Harvesting for grain and silage crops is more or less over for 2024, after one of the most challenging years in decades.

With the autumn and winter of 2023 proving extremely wet, cereal farmers were prevented from sowing winter crops in many areas of the country.

That resulted in them relying on spring-grown crops – always a bit more risky, with later harvests often coinciding with mixed weather conditions.

However, even in Fermanagh, farmers growing cereals managed to make the most of some of the warmer, sunnier days in September and into October to gather in the 2024 harvest.

Our photographs show combining on three Fermanagh farmers this autumn, the crops comprising spring-sown barley and oats.

However, with reasonable dry ground conditions extending into October, many have planted winter crops successfully, with the potential for a heavier yield in 2025.

The English wheat harvest is a good barometer of the overall harvest.

Government estimates indicate a decrease of 22 per cent in the wheat harvest from 2023.

The area planted to wheat decreased by 11 per cent, and yields were down by around 12 per cent.

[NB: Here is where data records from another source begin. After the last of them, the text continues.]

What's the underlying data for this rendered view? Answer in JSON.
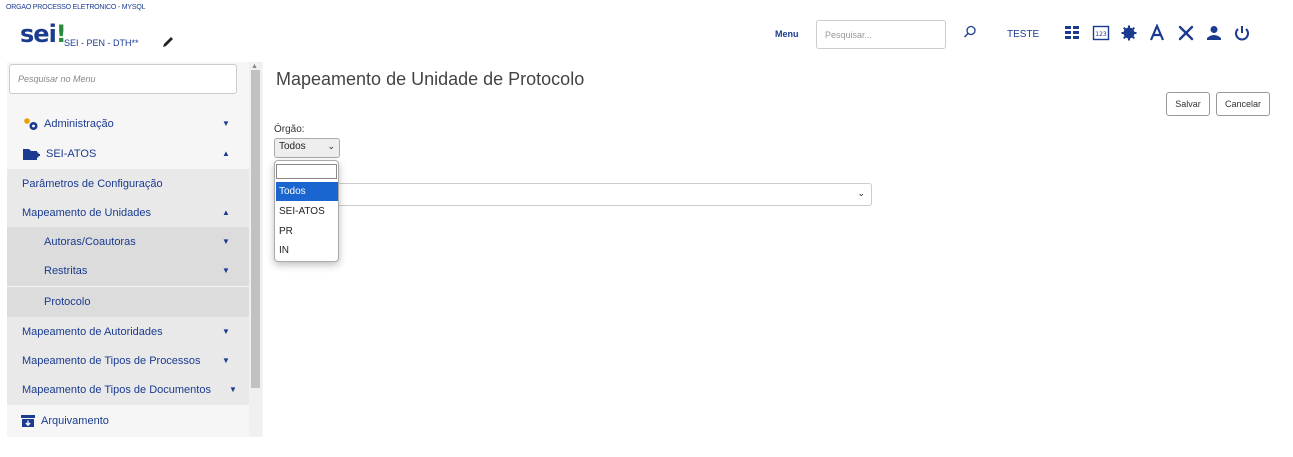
{
  "header": {
    "org_title": "ORGAO PROCESSO ELETRONICO - MYSQL",
    "logo_text": "sei",
    "logo_mark": "!",
    "system_name": "SEI - PEN - DTH**",
    "menu_label": "Menu",
    "search_placeholder": "Pesquisar...",
    "user_name": "TESTE",
    "icons": [
      "search-icon",
      "grid-icon",
      "numbers-icon",
      "gear-badge-icon",
      "font-icon",
      "tools-icon",
      "user-icon",
      "power-icon"
    ]
  },
  "sidebar": {
    "search_placeholder": "Pesquisar no Menu",
    "items": [
      {
        "label": "Administração",
        "icon": "gears-icon",
        "caret": "down"
      },
      {
        "label": "SEI-ATOS",
        "icon": "folder-icon",
        "caret": "up"
      },
      {
        "label": "Parâmetros de Configuração"
      },
      {
        "label": "Mapeamento de Unidades",
        "caret": "up"
      },
      {
        "label": "Autoras/Coautoras",
        "caret": "down"
      },
      {
        "label": "Restritas",
        "caret": "down"
      },
      {
        "label": "Protocolo"
      },
      {
        "label": "Mapeamento de Autoridades",
        "caret": "down"
      },
      {
        "label": "Mapeamento de Tipos de Processos",
        "caret": "down"
      },
      {
        "label": "Mapeamento de Tipos de Documentos",
        "caret": "down"
      },
      {
        "label": "Arquivamento",
        "icon": "archive-icon"
      }
    ]
  },
  "main": {
    "title": "Mapeamento de Unidade de Protocolo",
    "save_label": "Salvar",
    "cancel_label": "Cancelar",
    "orgao_label": "Órgão:",
    "orgao_selected": "Todos",
    "orgao_options": [
      "Todos",
      "SEI-ATOS",
      "PR",
      "IN"
    ]
  },
  "colors": {
    "brand": "#1a3b8f",
    "accent_green": "#2b8a3e",
    "selected_option": "#1a66d0"
  }
}
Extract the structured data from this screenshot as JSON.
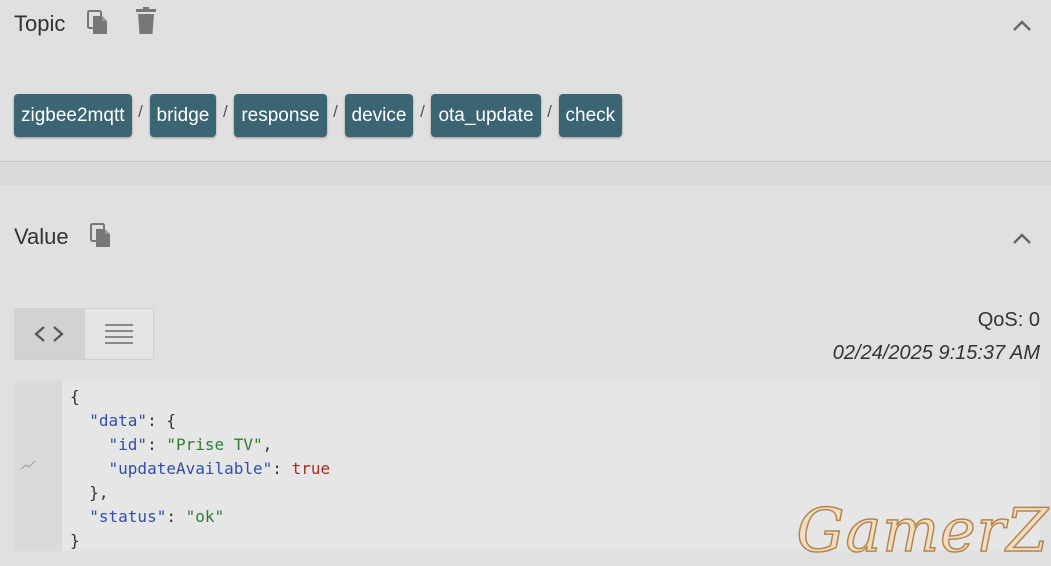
{
  "topic": {
    "title": "Topic",
    "segments": [
      "zigbee2mqtt",
      "bridge",
      "response",
      "device",
      "ota_update",
      "check"
    ],
    "separator": "/"
  },
  "value": {
    "title": "Value",
    "qos": "QoS: 0",
    "timestamp": "02/24/2025 9:15:37 AM",
    "view_modes": [
      "code-view",
      "list-view"
    ],
    "active_view": "code-view",
    "code_lines": [
      "{",
      "  \"data\": {",
      "    \"id\": \"Prise TV\",",
      "    \"updateAvailable\": true",
      "  },",
      "  \"status\": \"ok\"",
      "}"
    ]
  },
  "icons": {
    "copy": "copy-icon",
    "delete": "trash-icon",
    "collapse": "chevron-up-icon"
  },
  "watermark": "GamerZ",
  "colors": {
    "chip_bg": "#3b6573",
    "chip_text": "#ffffff",
    "json_key": "#2f4fa8",
    "json_string": "#2e7d32",
    "json_boolean": "#a0301f"
  }
}
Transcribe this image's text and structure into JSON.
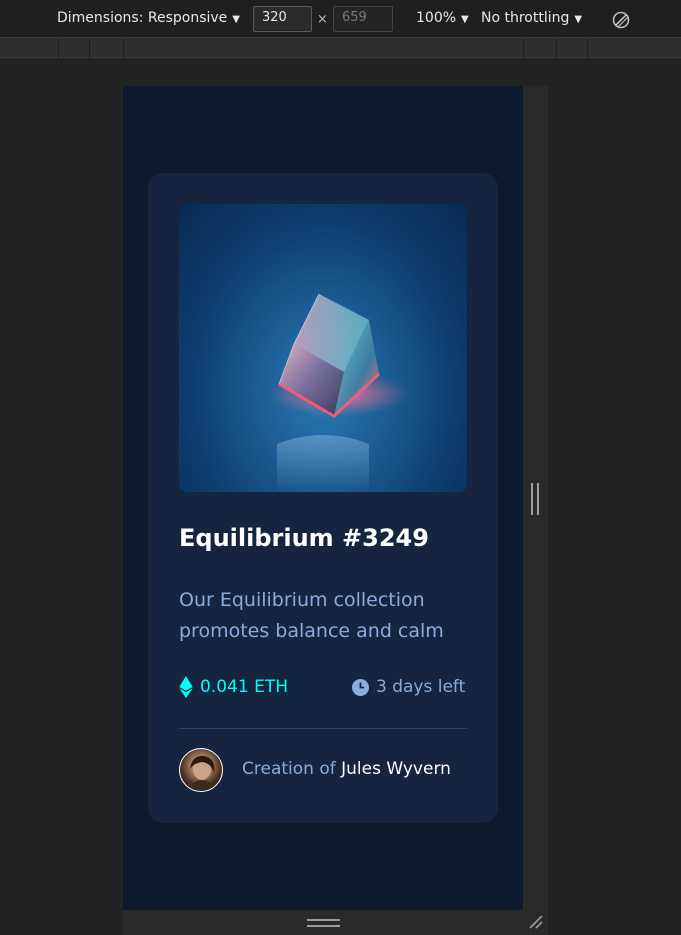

Barley showed a slight increase in yield of 2.7 per cent with a swing towards spring-sown crops from winter barley because of poor ground conditions in the third quarter of 2023.

Some farmers turned to oats instead of spring wheat, so that crop has also shown increases in yields.

The reduced cereal yields will result in a shrinking volume of straw for sale to livestock farmers and mushroom growers.

It was also evident in parts of Northern Ireland that spring beans played a major role in cropping, used as a high-protein crop in the livestock feed industry.

Grass silage shows variability in quality across farms, although reasonable quantities were made by the end of September.